Immer wieder gerät der TVBO in Turbulenzen. Heftig diskutiert wurde zuletzt die Erhöhung der Aufenthaltsabgabe auf 2,50 Euro. Dadurch sollen für den stark verschuldeten Verband (man spricht von 8 Mio. Euro) Investitionsmittel frei werden. Konkret ist von einer Unterstützung in Höhe von 4,2 Mio. Euro für die Osttiroler Skigebiete von Liftunternehmer Heinz Schultz die Rede. Kritiker und selbst das Land Tirol halten dem entgegen, dass es eine Infrastrukturanalyse und eine Destinationsstrategie für Osttirol gibt, die Osttirol als vieles sieht, nicht aber als Top-Ski-Destination. Gerungen wurde zuletzt auch über eine außerordentliche Abschreibung für das Skigebiet Hochstein in Höhe von 6,6 Mio. Euro. Diese hätte für den TVBO als Eigentümerin der Lienzer Bergbahnen den Ruin bedeutet und wurde in letzter Minute abgewendet. Vor diesem Hintergrund haben wir Hotelier Thomas Winkler zur Einschätzung der Situation befragt.

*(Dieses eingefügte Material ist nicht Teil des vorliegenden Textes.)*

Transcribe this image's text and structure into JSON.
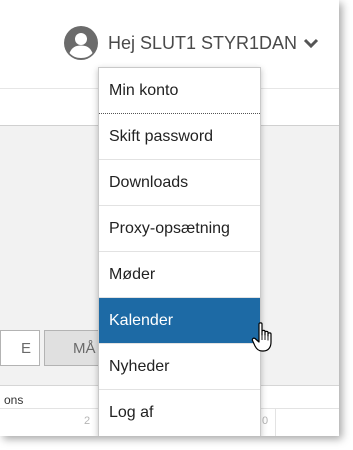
{
  "header": {
    "greeting": "Hej SLUT1 STYR1DAN",
    "avatar_icon": "user-circle-icon",
    "chevron_icon": "chevron-down-icon"
  },
  "menu": {
    "items": [
      {
        "label": "Min konto"
      },
      {
        "label": "Skift password"
      },
      {
        "label": "Downloads"
      },
      {
        "label": "Proxy-opsætning"
      },
      {
        "label": "Møder"
      },
      {
        "label": "Kalender",
        "active": true
      },
      {
        "label": "Nyheder"
      },
      {
        "label": "Log af"
      }
    ]
  },
  "background": {
    "chip_left": "E",
    "chip_right": "MÅ",
    "table_header": "ons",
    "cell_left": "2",
    "cell_right": "0"
  },
  "colors": {
    "active_item": "#1d6aa5",
    "text": "#4a4a4a"
  },
  "cursor_icon": "hand-pointer-icon"
}
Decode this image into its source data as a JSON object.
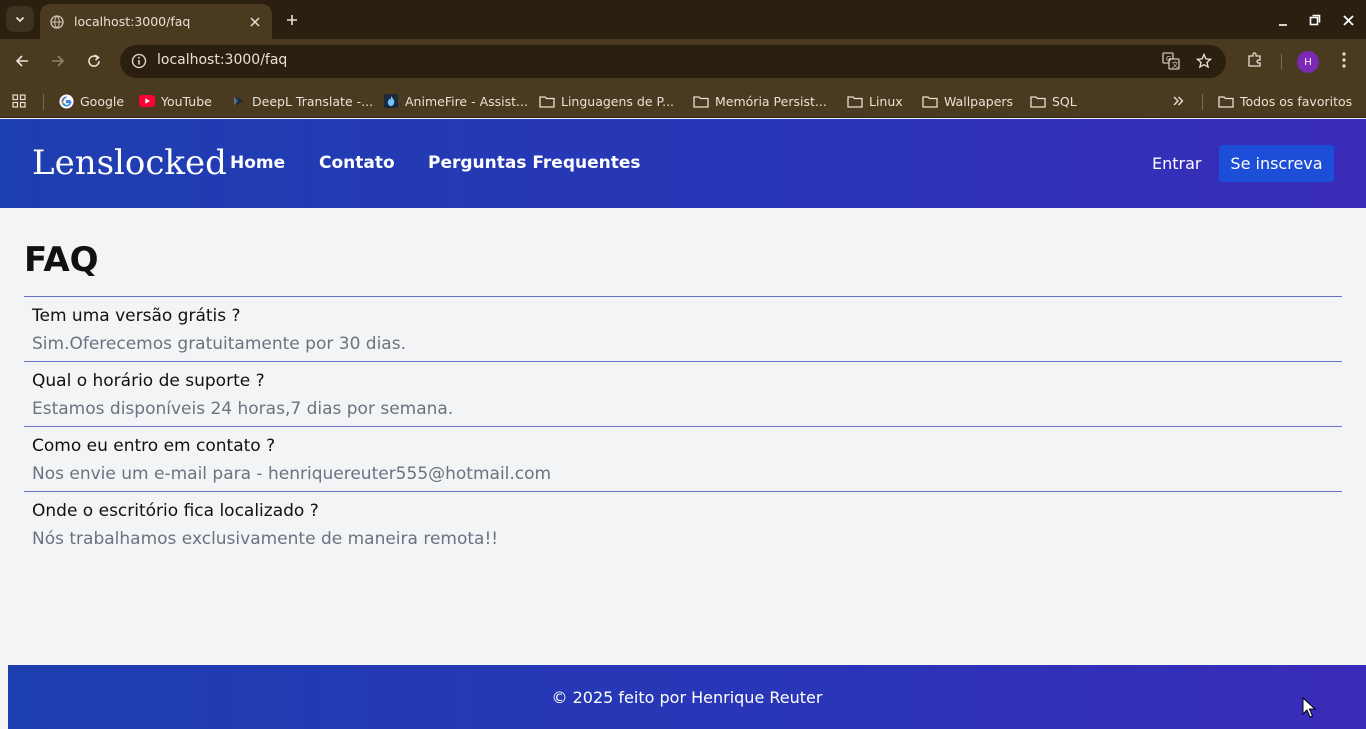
{
  "browser": {
    "tab_title": "localhost:3000/faq",
    "url": "localhost:3000/faq",
    "profile_initial": "H",
    "bookmarks": [
      {
        "label": "Google",
        "icon": "google-icon"
      },
      {
        "label": "YouTube",
        "icon": "youtube-icon"
      },
      {
        "label": "DeepL Translate -...",
        "icon": "deepl-icon"
      },
      {
        "label": "AnimeFire - Assist...",
        "icon": "animefire-icon"
      },
      {
        "label": "Linguagens de P...",
        "icon": "folder-icon"
      },
      {
        "label": "Memória Persist...",
        "icon": "folder-icon"
      },
      {
        "label": "Linux",
        "icon": "folder-icon"
      },
      {
        "label": "Wallpapers",
        "icon": "folder-icon"
      },
      {
        "label": "SQL",
        "icon": "folder-icon"
      }
    ],
    "all_bookmarks": "Todos os favoritos"
  },
  "header": {
    "brand": "Lenslocked",
    "nav": [
      "Home",
      "Contato",
      "Perguntas Frequentes"
    ],
    "login": "Entrar",
    "signup": "Se inscreva"
  },
  "faq": {
    "title": "FAQ",
    "items": [
      {
        "question": "Tem uma versão grátis ?",
        "answer": "Sim.Oferecemos gratuitamente por 30 dias."
      },
      {
        "question": "Qual o horário de suporte ?",
        "answer": "Estamos disponíveis 24 horas,7 dias por semana."
      },
      {
        "question": "Como eu entro em contato ?",
        "answer": "Nos envie um e-mail para - henriquereuter555@hotmail.com"
      },
      {
        "question": "Onde o escritório fica localizado ?",
        "answer": "Nós trabalhamos exclusivamente de maneira remota!!"
      }
    ]
  },
  "footer": {
    "text": "© 2025 feito por Henrique Reuter"
  },
  "colors": {
    "header_gradient_start": "#1e3fb0",
    "header_gradient_end": "#3a2cb8",
    "signup_button": "#1d4ed8",
    "page_background": "#f3f4f6",
    "divider": "#6b73c8"
  }
}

ÖGZ: Sie sind seit Jahresbeginn 2016 Vorsitzender der Jungen Wirtschaft Osttirol. Warum ist es Ihnen wichtig, sich zu engagieren?
Winkler: Ich bin keiner Partei angehörig, halte aber Interessenpolitik für sehr wichtig, denn wir müssen die richtigen Rahmenbedingungen schaffen, damit junges Unternehmertum auch in Zukunft attraktiv ist. Mein Credo seit meiner Rückkehr nach Osttirol lautet: Ich möchte Verantwortung übernehmen und mich engagieren. Da hat sich die JW angeboten, denn so kann ich mich im Bezirk aktiv für die jungen Unternehmerinnen und Unternehmer einsetzen und die Meinung der Jungen in der Osttiroler Wirtschaft vertreten.

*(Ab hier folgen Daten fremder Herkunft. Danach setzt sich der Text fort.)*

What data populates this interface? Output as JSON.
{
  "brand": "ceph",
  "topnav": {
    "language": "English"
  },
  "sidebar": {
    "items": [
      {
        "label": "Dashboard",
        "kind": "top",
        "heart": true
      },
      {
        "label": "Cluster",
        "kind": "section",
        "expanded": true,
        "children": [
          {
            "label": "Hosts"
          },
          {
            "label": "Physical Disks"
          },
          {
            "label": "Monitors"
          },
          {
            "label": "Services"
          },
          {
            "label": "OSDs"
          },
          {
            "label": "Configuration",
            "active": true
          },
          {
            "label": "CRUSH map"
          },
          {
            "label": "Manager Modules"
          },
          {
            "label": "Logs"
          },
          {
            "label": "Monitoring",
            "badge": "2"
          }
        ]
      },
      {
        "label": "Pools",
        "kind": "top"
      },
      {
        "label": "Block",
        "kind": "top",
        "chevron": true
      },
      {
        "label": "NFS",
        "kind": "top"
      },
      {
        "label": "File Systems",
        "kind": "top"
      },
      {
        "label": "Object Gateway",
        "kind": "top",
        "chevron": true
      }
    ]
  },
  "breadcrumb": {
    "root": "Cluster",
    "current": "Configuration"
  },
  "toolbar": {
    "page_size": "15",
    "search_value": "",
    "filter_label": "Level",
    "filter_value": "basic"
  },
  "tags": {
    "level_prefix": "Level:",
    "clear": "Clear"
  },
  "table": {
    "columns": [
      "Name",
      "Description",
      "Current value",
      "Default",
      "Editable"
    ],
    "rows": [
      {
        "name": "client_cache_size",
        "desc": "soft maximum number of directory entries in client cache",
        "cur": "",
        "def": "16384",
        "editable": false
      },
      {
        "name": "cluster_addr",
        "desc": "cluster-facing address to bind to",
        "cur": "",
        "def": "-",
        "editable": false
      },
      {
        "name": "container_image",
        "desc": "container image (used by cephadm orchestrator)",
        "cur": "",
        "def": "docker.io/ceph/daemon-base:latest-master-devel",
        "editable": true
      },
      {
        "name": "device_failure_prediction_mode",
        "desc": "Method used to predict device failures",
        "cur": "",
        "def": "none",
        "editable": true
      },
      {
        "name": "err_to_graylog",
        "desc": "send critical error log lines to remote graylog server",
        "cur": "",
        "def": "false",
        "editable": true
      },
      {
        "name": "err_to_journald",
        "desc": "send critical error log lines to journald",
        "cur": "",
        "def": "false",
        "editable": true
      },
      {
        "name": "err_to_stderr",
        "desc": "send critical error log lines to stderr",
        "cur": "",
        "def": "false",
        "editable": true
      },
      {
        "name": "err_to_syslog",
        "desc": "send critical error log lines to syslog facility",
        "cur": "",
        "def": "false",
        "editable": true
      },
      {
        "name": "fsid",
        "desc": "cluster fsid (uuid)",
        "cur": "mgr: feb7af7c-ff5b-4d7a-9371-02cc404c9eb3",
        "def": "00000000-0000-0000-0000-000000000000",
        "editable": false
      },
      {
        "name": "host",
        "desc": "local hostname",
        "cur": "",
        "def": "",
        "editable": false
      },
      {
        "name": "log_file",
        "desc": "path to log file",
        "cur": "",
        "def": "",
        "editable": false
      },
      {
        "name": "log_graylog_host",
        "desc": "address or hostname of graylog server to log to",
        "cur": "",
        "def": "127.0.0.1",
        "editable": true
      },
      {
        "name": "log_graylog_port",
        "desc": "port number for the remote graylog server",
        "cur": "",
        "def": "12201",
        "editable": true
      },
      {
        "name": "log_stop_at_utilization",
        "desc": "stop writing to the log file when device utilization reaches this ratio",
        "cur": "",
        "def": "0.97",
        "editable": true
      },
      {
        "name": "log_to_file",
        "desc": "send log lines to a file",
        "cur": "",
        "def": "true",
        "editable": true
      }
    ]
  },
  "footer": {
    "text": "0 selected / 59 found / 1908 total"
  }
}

Das Aktionsprogramm der JW hat einen starken touristischen Fokus. Weshalb gerade dieses Thema – unabhängig davon, dass Sie selbst Touristiker sind?
Der Tourismus beeinflusst auch in Osttirol viele Branchen weit über den Tourismus hinaus. Wir legen jedes Jahr einen Themenschwerpunkt, und heuer war es eben der Tourismus. Diesen Juni organisierte die JW zum sechsten Mal den Glockner Summit für Jungunternehmer aus ganz Österreich mit Vorträgen und der Besteigung des Großglockners. Am Kick-off-Abend im Gradonna Mountain Resort in Kals referierte Conos-Geschäftsführer Arnold Oberacher über „Erfolgsfaktoren für Tourismusdestinationen“, der Geschäftsführer der Wanderhotels, Eckhart Mandler, stellte die erste „Slow-Food-Travel-Destination Gailtal und Lesachtal“ vor, und mein Schulkollege Christoph Schmuck, Obmann des TVB Leogang-Saalfelden, gab einen Einblick in die „Erfolgsfaktoren der Region Saalfelden-Leogang“. Als Inspiration und Motivation war der Abend toll – nicht nur für Touristiker.

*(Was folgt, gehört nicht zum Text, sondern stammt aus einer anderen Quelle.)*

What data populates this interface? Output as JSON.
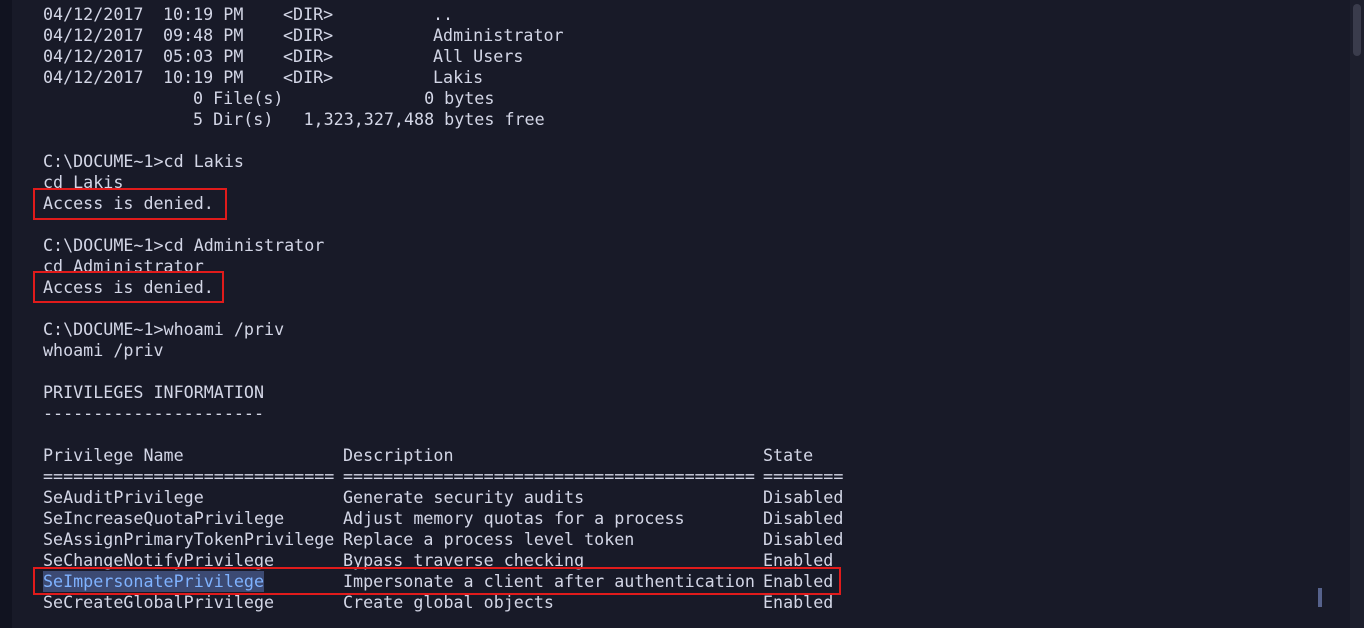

Inwieweit konzentriert sich das heurige JW-Programm noch auf den Tourismus?
Den Sommer-Cocktail, zu dem alle Osttiroler Jungunternehmer geladen sind, haben wir heuer mit einer Besichtigung des neu renovierten und im Vorfeld in der Öffentlichkeit doch stark diskutierten Dolomitenbades in Lienz verbunden. Im Herbst folgt ein Netzwerktreffen in Form einer Kochveranstaltung mit Zwei-Hauben-Koch Ernst Moser vom Saluti in Matrei in der Hotelfachschule Lienz. Wir werden in kleinen Gruppen kochen und netzwerken. Mit dieser Einladung will ich dem Thema Nachwuchs, Lehrlinge und Mitarbeiter einen Fokus geben, da wir diese Themen und ihre Herausforderungen für den Bezirk diskutieren werden.
Sie haben im Frühjahr im Rahmen der JW-Programmpräsentation öffentlich einen Neustart des TVB Osttirol gefordert nach dem Motto: Politik raus, junge Touristiker rein! Wie steht es mit dieser Forderung?
Zu dieser Forderung stehe ich nach wie vor. Hauptsächlich geht es darum, dass wir die Zukunft für den Tourismus in unserer Region in die richtige Richtung lenken und den Verband professionell führen. Wenn im Vorstand Vertreter mit höheren politischen Ämtern sitzen, entsteht sehr schnell der Eindruck, dass das Verbandsgeschehen ein Spielball der Politik ist. Was aber auf der Strecke bleibt, ist der Tourismus. Das müssen wir angehen.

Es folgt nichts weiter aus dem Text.